Once Upon A Time: The Root of the Myth of The One

This entry is part 3 of 3 in the series The One

Once upon a time, before humans could crisscross the globe in a matter of hours and chat with one another instantaneously from anywhere on the planet, geography was a severe limitation.

Where you were born was more or less where you’d grow up, reproduce, and die. Until the high days of seafaring exploration, someone who was well traveled had been from one mountain range to another. Only the truly adventurous had regularly been to other continents.

Even after the circumnavigation of the globe, most people were still more apt to stay in their homeland than to venture to other nations. Getting around was difficult and dangerous. The comfort of a support network simply didn’t exist unless you were already introduced to a group in the foreign land. “Vacation” wasn’t a common idea.

During this long stretch of time–really the bulk of human civilization–the idea of Romance as we know it today didn’t come up all that often. In many levels of society, marriages were arranged to cement political and economic positions. You either learned to love who you were paired with or you suffered through bearing/siring children until you or your mate died. In less formal circles, you may be lucky enough to pair off with someone who’s the best you’ve ever met–but the sample size to draw from would most likely top out at a few thousand.

It is from those rough times that we get the ideas of duty and fealty that still permeate our familial and romantic relationships. Anything more–deeper ideas of Love and Romance–were the dalliances of philosophers and nobles. People who didn’t have to fight to put food on the table from day to day.

But those philosophers and artists began to craft stories focusing on Romantic ideals. They brought us passion plays and romantic intrigue. By the time the more modern times rolled around, there were dozens upon dozens of re-interpreted myths and original plays where wild hearts bucked the bounds of society in the name of Love!

Romeo and Juliet, Antony and Cleopatra, Don Juan… all characters that became more and more widely known as it became easier to spread the stories far and wide. Little by little, life for the average person became easier, allowing them time to dabble in what once was only the domain of philosophers. The ideas of Romance took hold deeply and mixed with the concepts of duty that once governed most relationships.

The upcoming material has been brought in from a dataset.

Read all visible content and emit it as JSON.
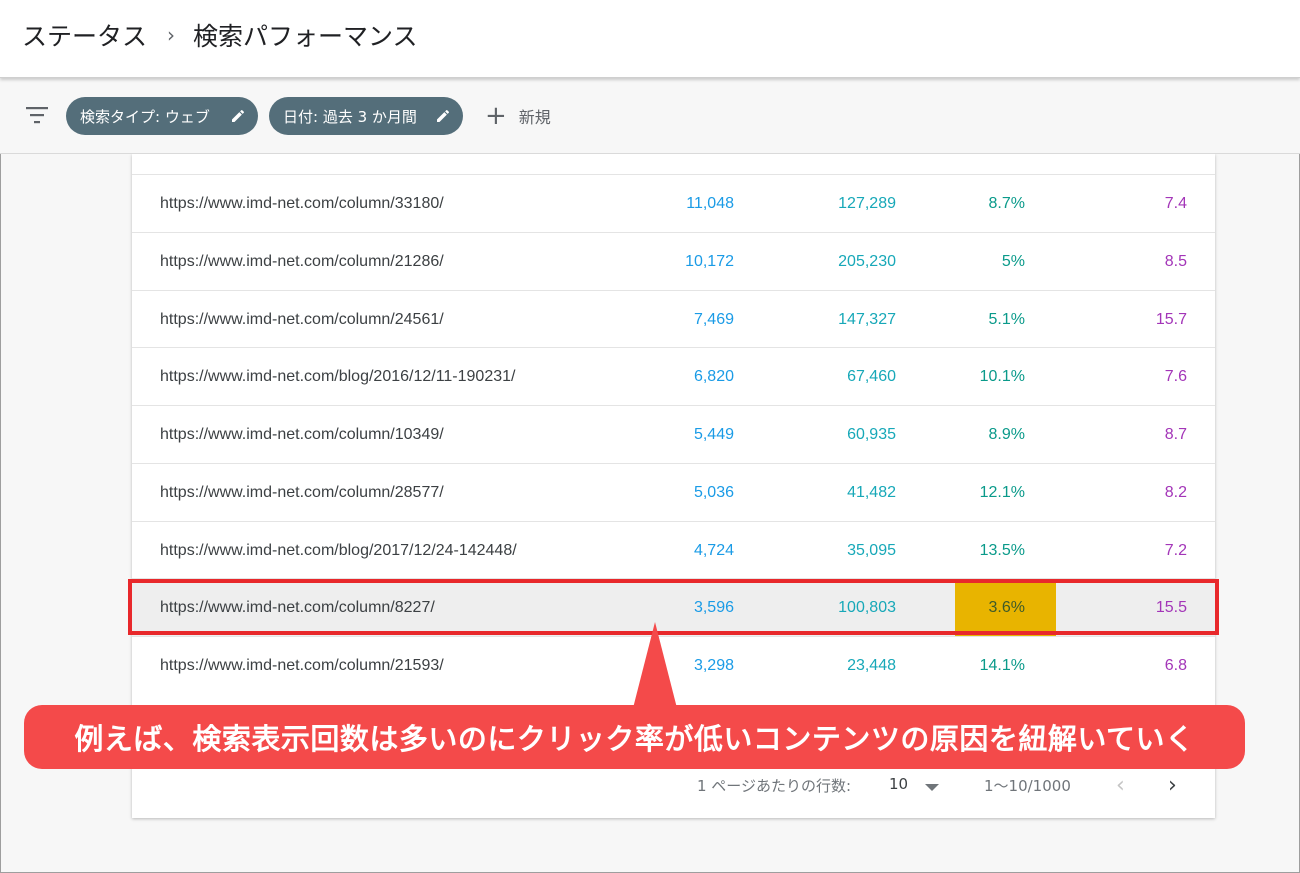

The idea of that One True Love who would appear in a sparkle of light and to a choir of angels took hold. Literature and theater, and later film and television would continue to romanticize Romance, driving the idea of The One deeper and deeper into the collective consciousness of the Western World.

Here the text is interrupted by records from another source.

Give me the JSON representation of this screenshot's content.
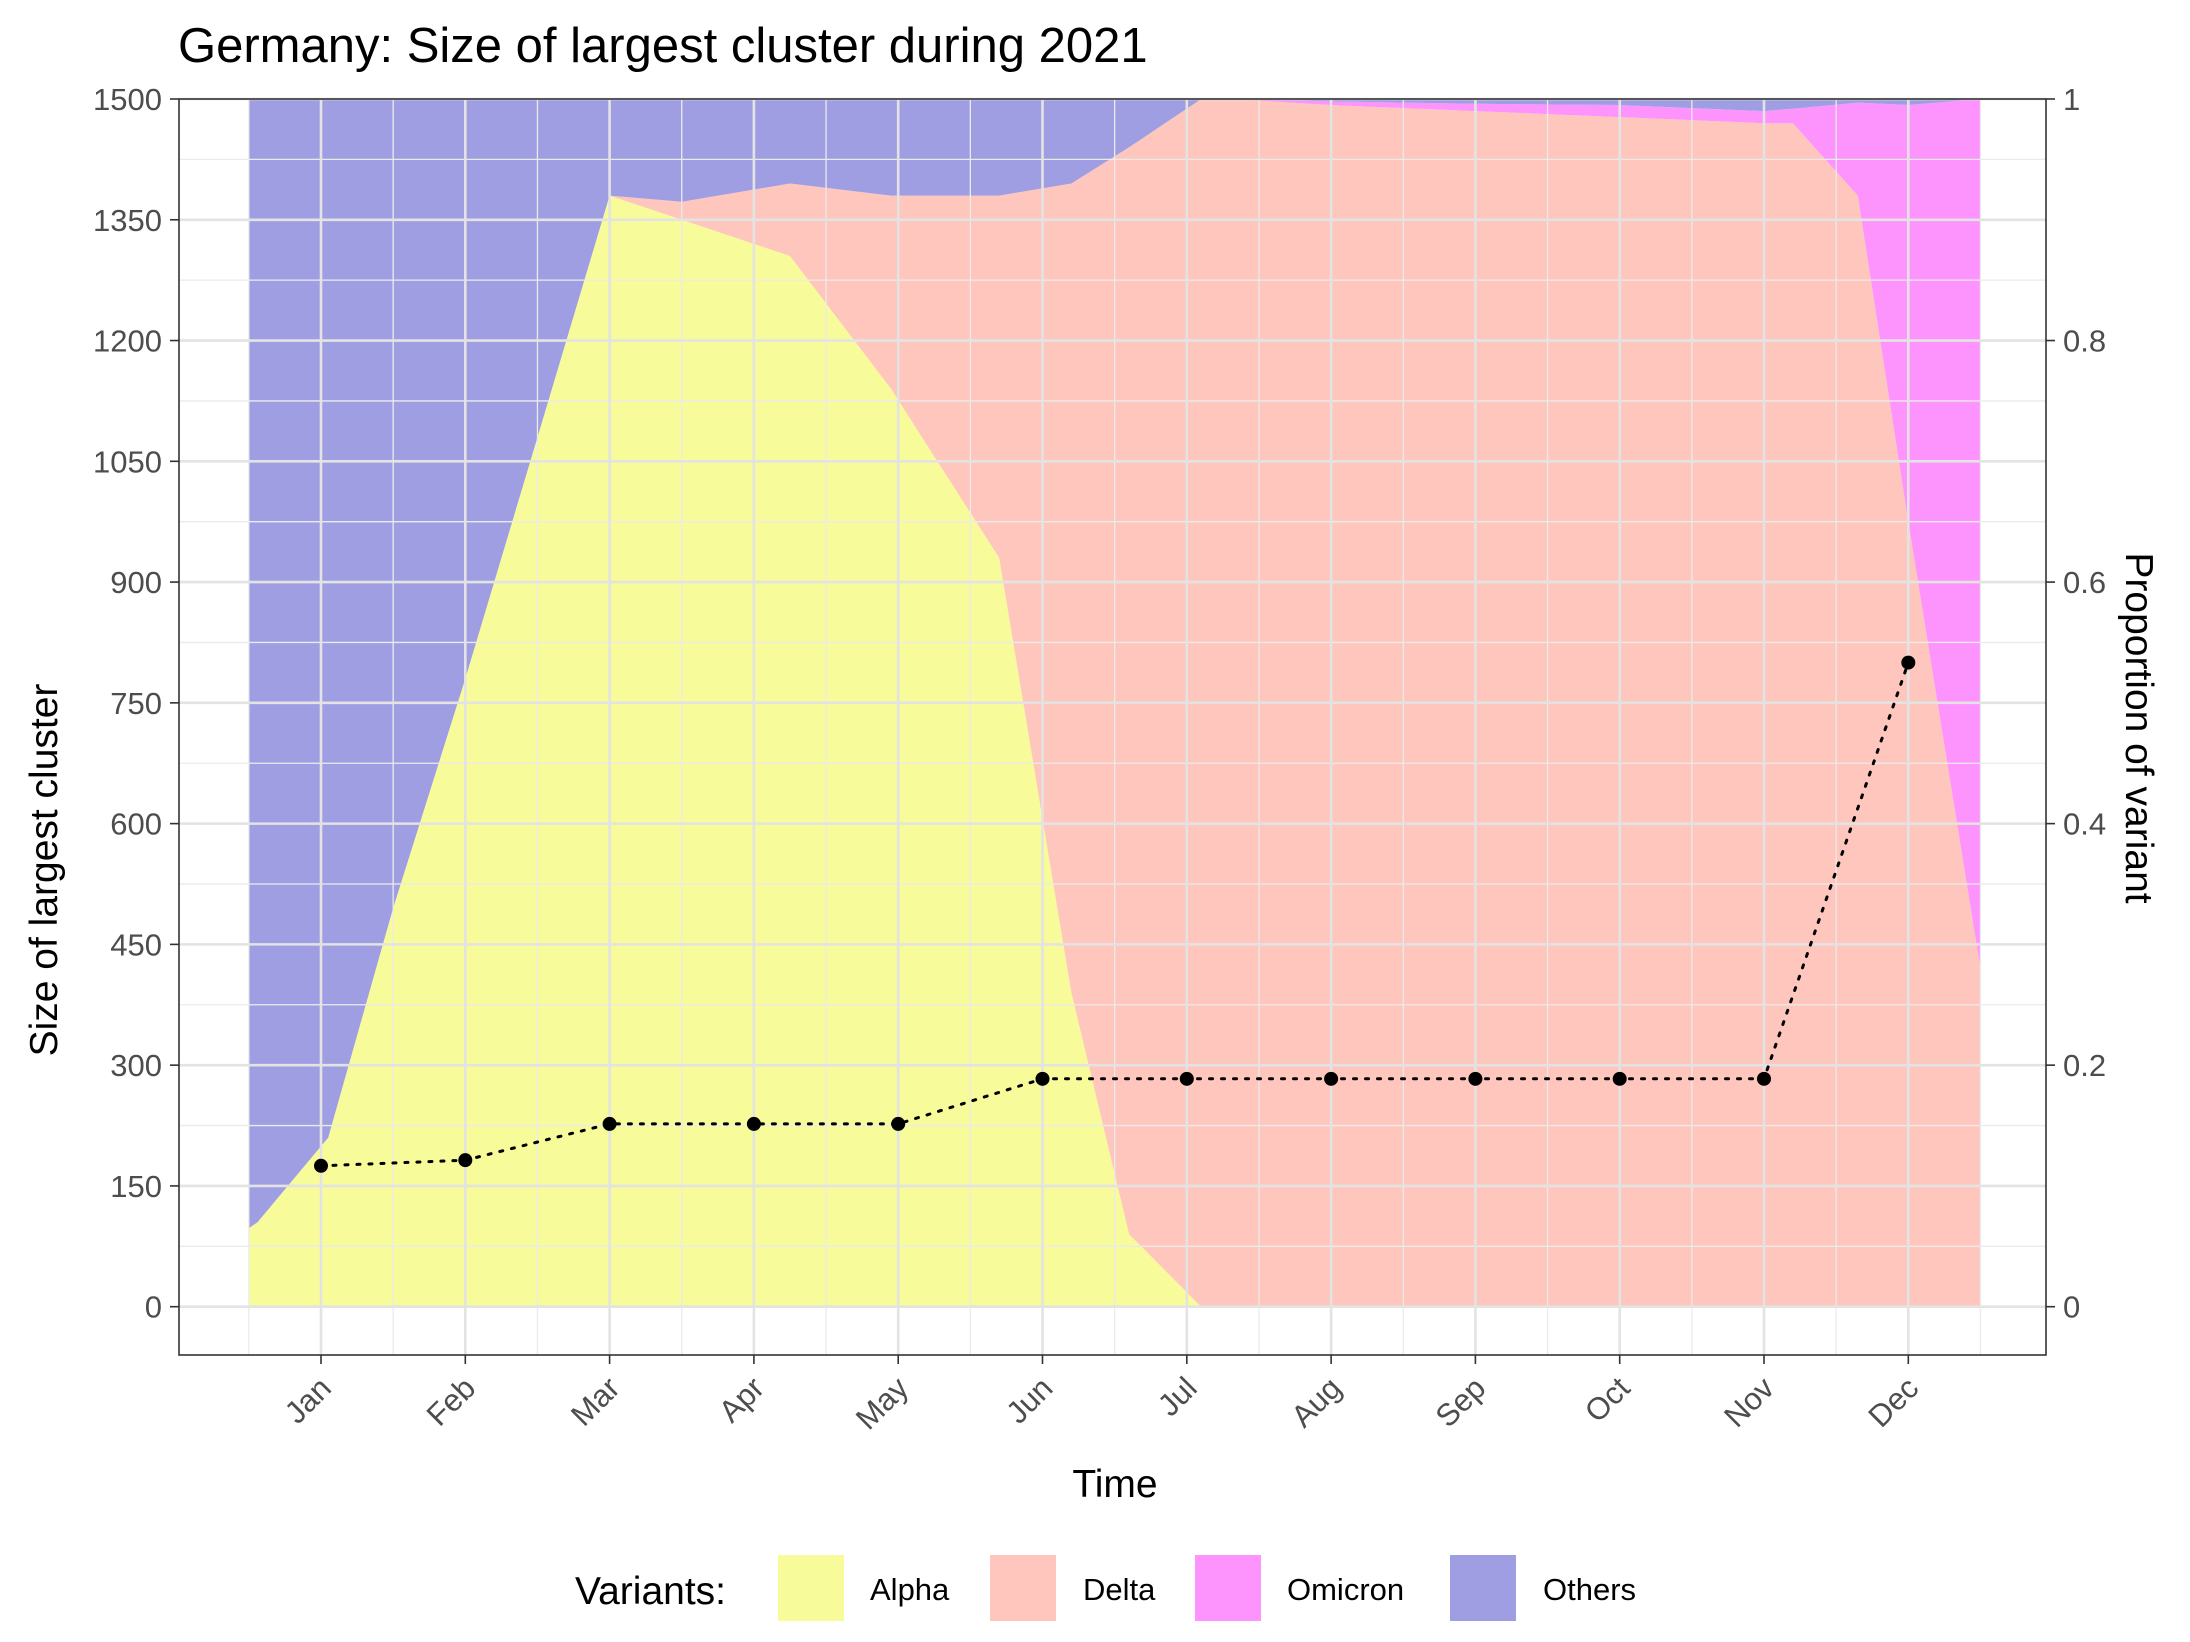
{
  "chart_data": {
    "type": "area",
    "title": "Germany: Size of largest cluster during 2021",
    "xlabel": "Time",
    "ylabel": "Size of largest cluster",
    "y2label": "Proportion of variant",
    "x_categories": [
      "Jan",
      "Feb",
      "Mar",
      "Apr",
      "May",
      "Jun",
      "Jul",
      "Aug",
      "Sep",
      "Oct",
      "Nov",
      "Dec"
    ],
    "ylim": [
      -60,
      1500
    ],
    "yticks": [
      0,
      150,
      300,
      450,
      600,
      750,
      900,
      1050,
      1200,
      1350,
      1500
    ],
    "y2lim": [
      -0.04,
      1
    ],
    "y2ticks": [
      0,
      0.2,
      0.4,
      0.6,
      0.8,
      1
    ],
    "y2tick_labels": [
      "0",
      "0.2",
      "0.4",
      "0.6",
      "0.8",
      "1"
    ],
    "grid": true,
    "legend": {
      "title": "Variants:",
      "position": "bottom",
      "entries": [
        {
          "name": "Alpha",
          "color": "#f8fb99"
        },
        {
          "name": "Delta",
          "color": "#fec6bd"
        },
        {
          "name": "Omicron",
          "color": "#fd93fc"
        },
        {
          "name": "Others",
          "color": "#9f9ee3"
        }
      ]
    },
    "stacked_proportions": {
      "x": [
        0.5,
        0.56,
        1.05,
        1.5,
        2.0,
        2.5,
        3.0,
        3.5,
        4.25,
        4.95,
        5.7,
        6.2,
        6.6,
        7.1,
        7.3,
        8.0,
        9.0,
        10.0,
        11.0,
        11.2,
        11.65,
        12.0,
        12.5
      ],
      "series": [
        {
          "name": "Alpha",
          "values": [
            0.065,
            0.07,
            0.14,
            0.33,
            0.52,
            0.72,
            0.92,
            0.9,
            0.87,
            0.76,
            0.62,
            0.26,
            0.06,
            0.0,
            0.0,
            0.0,
            0.0,
            0.0,
            0.0,
            0.0,
            0.0,
            0.0,
            0.0
          ]
        },
        {
          "name": "Delta",
          "values": [
            0.0,
            0.0,
            0.0,
            0.0,
            0.0,
            0.0,
            0.0,
            0.015,
            0.06,
            0.16,
            0.3,
            0.67,
            0.9,
            1.0,
            1.0,
            0.995,
            0.99,
            0.985,
            0.98,
            0.98,
            0.92,
            0.65,
            0.28
          ]
        },
        {
          "name": "Omicron",
          "values": [
            0.0,
            0.0,
            0.0,
            0.0,
            0.0,
            0.0,
            0.0,
            0.0,
            0.0,
            0.0,
            0.0,
            0.0,
            0.0,
            0.0,
            0.0,
            0.003,
            0.006,
            0.01,
            0.01,
            0.012,
            0.077,
            0.345,
            0.72
          ]
        },
        {
          "name": "Others",
          "values": [
            0.935,
            0.93,
            0.86,
            0.67,
            0.48,
            0.28,
            0.08,
            0.085,
            0.07,
            0.08,
            0.08,
            0.07,
            0.04,
            0.0,
            0.0,
            0.002,
            0.004,
            0.005,
            0.01,
            0.008,
            0.003,
            0.005,
            0.0
          ]
        }
      ]
    },
    "largest_cluster": {
      "name": "Size of largest cluster",
      "x": [
        "Jan",
        "Feb",
        "Mar",
        "Apr",
        "May",
        "Jun",
        "Jul",
        "Aug",
        "Sep",
        "Oct",
        "Nov",
        "Dec"
      ],
      "values": [
        175,
        182,
        227,
        227,
        227,
        283,
        283,
        283,
        283,
        283,
        283,
        800
      ]
    }
  }
}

Through is all the idea grew: There is only One person out there for each of us. We will know that One when we see him/her and we will be together forever.

And while that idea grew, the details of all of those myths blurred. People forgot that Romeo and Juliet ended up dead, as did Antony and Cleopatra. They forgot the trials of Psyche before she finally ended up with Cupid. And one of the grand romances–that of Arthur, Guenevere, and Lancelot–that “destined Love” destroyed Arthur and the kingdom he helped build.

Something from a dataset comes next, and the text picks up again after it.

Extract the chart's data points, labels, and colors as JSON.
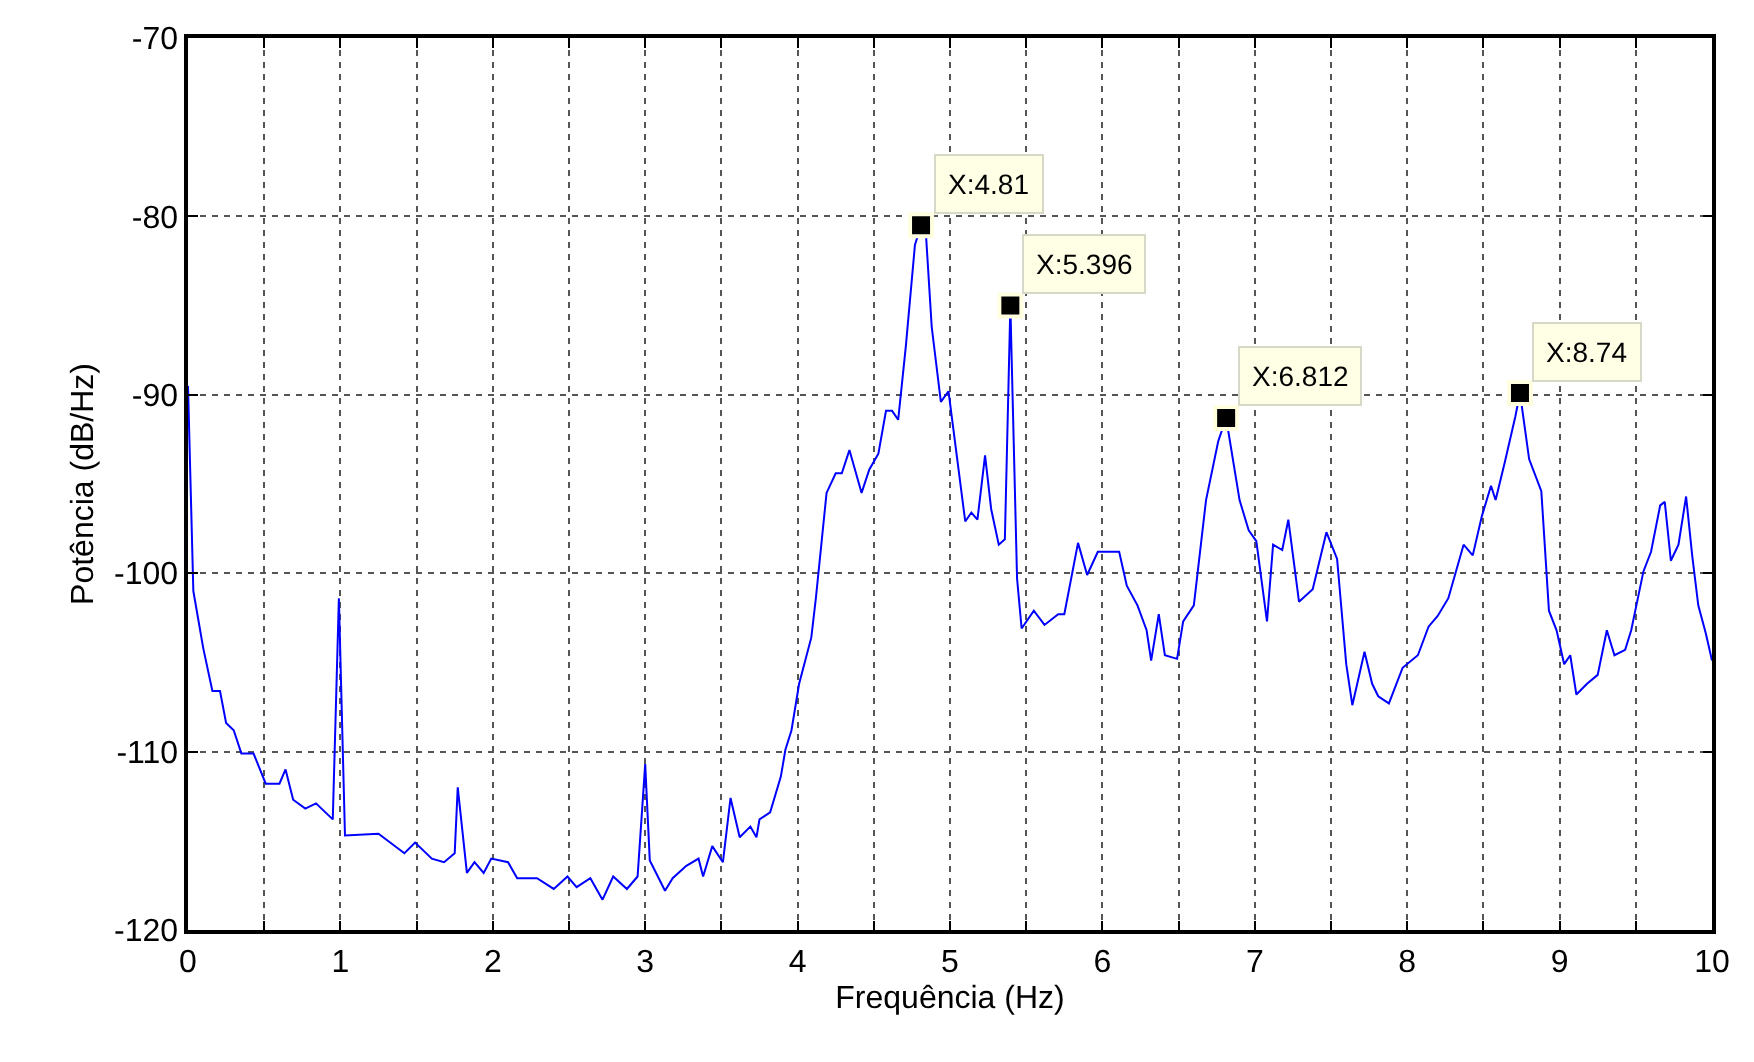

Somewhere along the way, we as a culture have lost sight of the fact that finding The One just doesn’t happen on its own. We forget that there is no promise that it will happen as we’ve imagined.

Perhaps most tragically, we don’t realize that, as in many stories, when we meet our One, tragedy often follows.

But the world is a bigger place now than it was when those stories first took hold and we can cover more of it in a day than our ancestors could in a week. Reality has changed ever more quickly while our mythology has slid further from common knowledge, leaving only the horribly skewed, half-remembered idea of how things “should be”.

The myth of The One is just that: a fanciful story that is poorly remembered by most and recited differently by many.

Within that myth, though, there is Truth that is often missed. The One does, indeed, exist, just not quite as we’re lead to believe.